The very success of medicines in preserving
life has in part led to the current controversy over cost. Contrary to
popular perceptions, price increases by industry are not the problem: while
the $122 billion we spent as a nation on medicines in 2000 represents an
increase of 13.6 percent overall from 1999, according to IMS Health, drug
spending increased 13.6 percent. Only 3.9 percent of that was due to price
increases; 9.7 percent was due to increased utilization (volume, mix and new
products). The most significant factor is volume growth; the number of patients
needing medicines is rising dramatically. Thirty-five million
Americans are now over age 65, and in just 30 years, that number will double to
70 million.
Accountants look at the increasing senior population and the rising drug bill,
and they say budgets cannot afford this increased spending on pharmaceuticals.
But those who silo their spending in columns on the balance sheet fail to
realize that spending on prescription medicines is cost effective -- often
offsetting much higher treatment costs in other budgetary columns.
For example, stroke was the No. 1 killer disease in America in the 1940s and
50s. Yet many people today are living long, productive lives, even with high
blood pressure, thanks to beta-blockers and other medicines. A study by
the Agency for Health Care Policy and Research says that greater use of a
blood-thinning drug would prevent 40,000 strokes a year, saving $600 million per
year.
Can our businesses afford increased spending
on such medicines, particularly if they reduce patient suffering? Certainly.
What our companies or our society cannot afford is the far greater cost of
catastrophic care for heart disease, diabetes, Alzheimer’s and other illnesses
among the burgeoning senior age group -- costs that will grow substantially as
the population grows.
Consider diabetes. Right now, the United States is facing an epidemic of Type II
diabetes. Over 17 million Americans have diabetes - the 6th leading cause of
death by disease in the U.S. Another 16 million are estimated to have
pre-diabetes, but most are not taking steps to avoid full onset.
Those people at-risk who adopt preventive lifestyles may avoid the need for
medicines. But those who suffer with this chronic and progressive disease will
not be so lucky; they face a future of fatigue, foot ulcers and gangrene leading
to amputation, blindness, kidney failure, heart disease, stroke and premature
death.
That is certainly frightening for patients. But what will really frighten those
responsible for paying for the treatment of diabetes is the alarming rise in the
number of patients -- and therefore costs -- expected over the next 50 years. By
2050, at current rates, the number of patients with Type II diabetes will
increase by 200 percent. Today, this nation pays $100 billion a year to
cover the human and economic cost to society from just this one disease -- a
huge proportion of which is spent for hospital care. Considering the aging
population, the increasing incidence of diabetes, and the huge cost associated
with it, the national health care bank will be broken by just one disease.

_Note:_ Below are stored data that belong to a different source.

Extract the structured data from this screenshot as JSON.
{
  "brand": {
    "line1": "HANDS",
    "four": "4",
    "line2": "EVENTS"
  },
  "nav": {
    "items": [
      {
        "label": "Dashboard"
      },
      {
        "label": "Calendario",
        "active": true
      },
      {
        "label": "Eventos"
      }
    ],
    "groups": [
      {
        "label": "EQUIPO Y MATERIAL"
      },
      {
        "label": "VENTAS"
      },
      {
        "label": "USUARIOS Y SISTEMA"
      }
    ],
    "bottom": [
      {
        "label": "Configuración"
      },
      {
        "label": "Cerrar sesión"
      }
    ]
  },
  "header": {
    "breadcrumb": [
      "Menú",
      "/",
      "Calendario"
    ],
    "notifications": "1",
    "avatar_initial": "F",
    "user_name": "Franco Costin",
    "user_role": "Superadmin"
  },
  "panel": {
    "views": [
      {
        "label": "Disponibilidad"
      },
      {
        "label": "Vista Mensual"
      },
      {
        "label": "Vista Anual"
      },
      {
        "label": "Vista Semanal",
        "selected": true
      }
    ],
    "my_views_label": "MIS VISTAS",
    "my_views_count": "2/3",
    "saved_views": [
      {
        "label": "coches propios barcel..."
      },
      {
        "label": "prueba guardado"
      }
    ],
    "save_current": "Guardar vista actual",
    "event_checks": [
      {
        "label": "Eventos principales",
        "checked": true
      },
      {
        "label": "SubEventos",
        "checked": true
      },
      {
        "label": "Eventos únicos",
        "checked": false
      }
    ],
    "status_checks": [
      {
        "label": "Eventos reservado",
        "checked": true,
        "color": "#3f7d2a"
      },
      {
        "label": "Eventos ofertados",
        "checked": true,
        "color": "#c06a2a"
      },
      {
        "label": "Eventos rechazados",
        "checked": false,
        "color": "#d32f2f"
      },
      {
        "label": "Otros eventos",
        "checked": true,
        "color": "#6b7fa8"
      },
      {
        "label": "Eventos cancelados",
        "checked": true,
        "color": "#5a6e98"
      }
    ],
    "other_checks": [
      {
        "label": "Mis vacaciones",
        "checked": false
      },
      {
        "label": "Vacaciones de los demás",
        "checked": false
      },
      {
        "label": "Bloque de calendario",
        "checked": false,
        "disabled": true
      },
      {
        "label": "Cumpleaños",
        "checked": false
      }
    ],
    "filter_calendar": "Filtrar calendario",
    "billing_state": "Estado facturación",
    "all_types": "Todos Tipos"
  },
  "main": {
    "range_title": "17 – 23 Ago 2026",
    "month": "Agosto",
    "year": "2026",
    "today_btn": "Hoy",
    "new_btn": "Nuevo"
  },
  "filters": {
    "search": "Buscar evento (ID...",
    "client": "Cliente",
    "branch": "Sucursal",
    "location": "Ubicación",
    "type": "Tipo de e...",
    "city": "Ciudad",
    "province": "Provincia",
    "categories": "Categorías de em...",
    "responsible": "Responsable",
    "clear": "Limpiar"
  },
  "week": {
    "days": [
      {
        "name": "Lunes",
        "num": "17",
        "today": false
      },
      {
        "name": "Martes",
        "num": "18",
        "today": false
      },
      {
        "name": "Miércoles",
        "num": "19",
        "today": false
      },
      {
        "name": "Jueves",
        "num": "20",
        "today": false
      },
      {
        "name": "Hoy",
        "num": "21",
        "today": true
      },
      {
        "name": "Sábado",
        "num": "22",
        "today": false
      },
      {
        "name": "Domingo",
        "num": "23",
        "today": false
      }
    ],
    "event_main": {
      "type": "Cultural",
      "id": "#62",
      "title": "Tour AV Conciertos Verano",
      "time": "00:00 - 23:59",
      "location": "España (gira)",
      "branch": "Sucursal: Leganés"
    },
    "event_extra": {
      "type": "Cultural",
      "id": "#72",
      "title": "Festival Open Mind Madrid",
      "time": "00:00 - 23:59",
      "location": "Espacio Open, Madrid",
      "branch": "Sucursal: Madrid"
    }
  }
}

That is what our society cannot afford. The
solution is greater investment in education to prevent diabetes, increased
spending on existing medicines to delay and control the disease’s
effects, and continued research and development of newer and better treatments
against this disease.
Now and in the future, using the right medicines can lead to dramatic
improvements in health and decreases in overall health care spending. That
future is being built now with the help of a pharmaceutical industry focused on
discovering and developing innovative medicines for improved patient health.
That's the true cost – and
value - of medicines.
Robert Ingram is COO and president of Pharmaceutical Operations of
GlaxoSmithKline in Research Triangle Park.